Beyond Self-Report: Direct Detection of Depressive Symptoms from Neural Activity
Poster Session D - Monday, March 31, 2025, 8:00 – 10:00 am EDT, Back Bay Ballroom/Republic Ballroom
Apoorva Vallampati1 (avalla01@tufts.edu), Victoria Sharpe1, Arim Choi-Perrachione1, Julia Klein1, Maggie Wargo1, Bethany Bracken2, Spencer Lynn2, Gina R. Kuperberg1,3; 1Tufts University, Medford, MA, USA, 2Charles River Analytics, Cambridge, MA, USA, 3Massachusetts General Hospital, Harvard Medical School, Boston, MA, USA
Depression is typically assessed through clinical interviews and self-report questionnaires.
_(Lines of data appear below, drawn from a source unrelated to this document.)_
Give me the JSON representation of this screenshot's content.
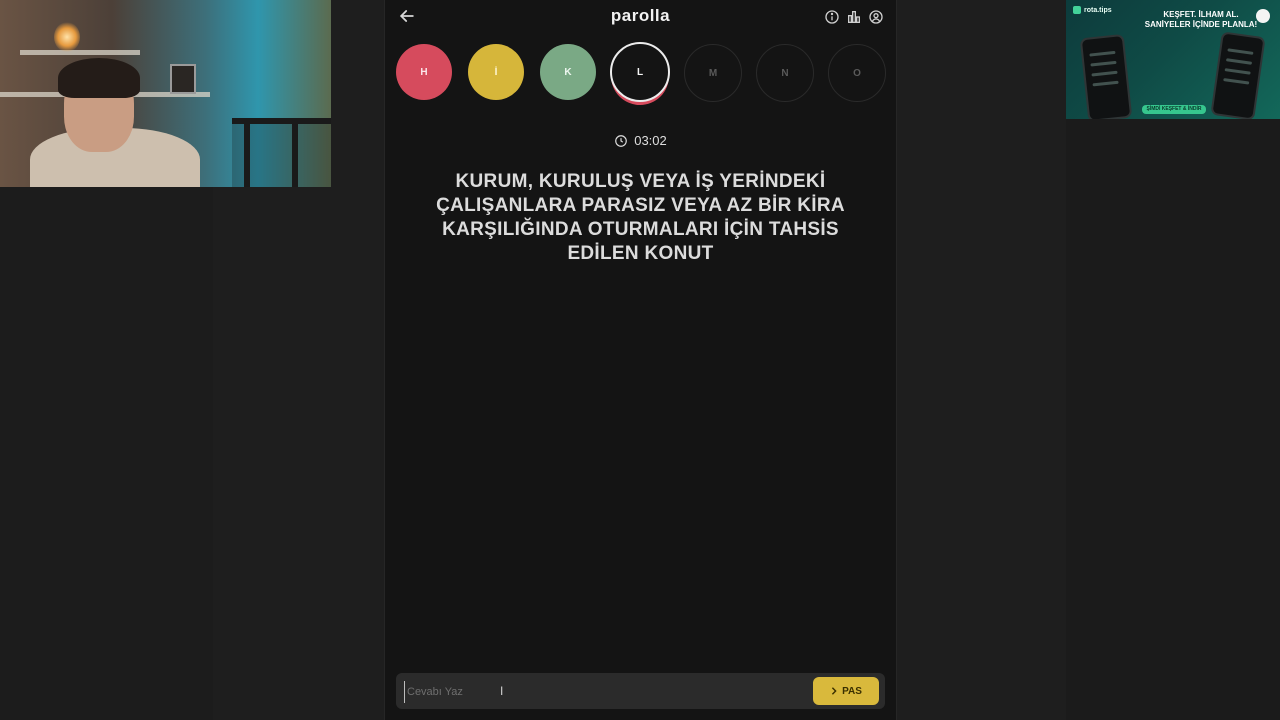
{
  "app": {
    "brand": "parolla",
    "timer": "03:02",
    "question": "KURUM, KURULUŞ VEYA İŞ YERİNDEKİ ÇALIŞANLARA PARASIZ VEYA AZ BİR KİRA KARŞILIĞINDA OTURMALARI İÇİN TAHSİS EDİLEN KONUT"
  },
  "icons": {
    "back": "arrow-left-icon",
    "info": "info-icon",
    "stats": "bar-chart-icon",
    "profile": "user-circle-icon",
    "timer": "clock-icon",
    "pass": "chevron-right-icon"
  },
  "letters": [
    {
      "label": "H",
      "state": "wrong",
      "color": "#d64b5d"
    },
    {
      "label": "İ",
      "state": "pass",
      "color": "#d6b63a"
    },
    {
      "label": "K",
      "state": "correct",
      "color": "#7aa985"
    },
    {
      "label": "L",
      "state": "active",
      "color": "#141414"
    },
    {
      "label": "M",
      "state": "pending",
      "color": "#141414"
    },
    {
      "label": "N",
      "state": "pending",
      "color": "#141414"
    },
    {
      "label": "O",
      "state": "pending",
      "color": "#141414"
    }
  ],
  "answer": {
    "placeholder": "Cevabı Yaz",
    "value": "",
    "pass_label": "PAS"
  },
  "ad": {
    "logo": "rota.tips",
    "title_line1": "KEŞFET. İLHAM AL.",
    "title_line2": "SANİYELER İÇİNDE PLANLA!",
    "cta": "ŞİMDİ KEŞFET & İNDİR"
  },
  "colors": {
    "accent": "#d9b93c",
    "wrong": "#d64b5d",
    "correct": "#7aa985",
    "background": "#141414"
  }
}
These approaches, however, are prone to biases from conscious deliberation and self-presentation. Can symptoms instead be inferred directly from patterns of brain activity produced as individuals read depression-consistent and -inconsistent statements? To address this question, we developed 160 self-relevant vignettes designed to evaluate various domains of depression, including emotional (e.g., mood, guilt), cognitive (e.g., concentration, suicidal ideation), behavioral (e.g., motivation, withdrawal), and physiological (e.g., energy, appetite), as informed by rating scales and the DSM-5. Each vignette was carefully controlled to isolate specific symptoms from the valence of a sentence-final critical word (e.g., “…Lately my mind hasn’t been that/has been quite foggy/clear”). We recorded event-related potentials as 39 participants with a range of scores on the Beck Depression Inventory read these vignettes word-by-word. In participants with higher depression scores, depression-consistent (versus inconsistent) critical words elicited a sustained positivity between 300-1000ms. This effect was highly selective: participants with lower depression scores showed no such differences, and neither group exhibited differences in activity when reading the same critical words in a matched set of non-self-relevant vignettes. These findings demonstrate that depressive symptoms can be directly detected from neural activity recorded during natural reading, which reflects the earliest stages of access to meaning (300–500ms) and later evaluative processing (500ms onward). These targeted, self-relevant vignettes provide a promising foundation for developing a measure to objectively evaluate depressive symptomatology directly from neural activity, without the need for explicit behavioral responses.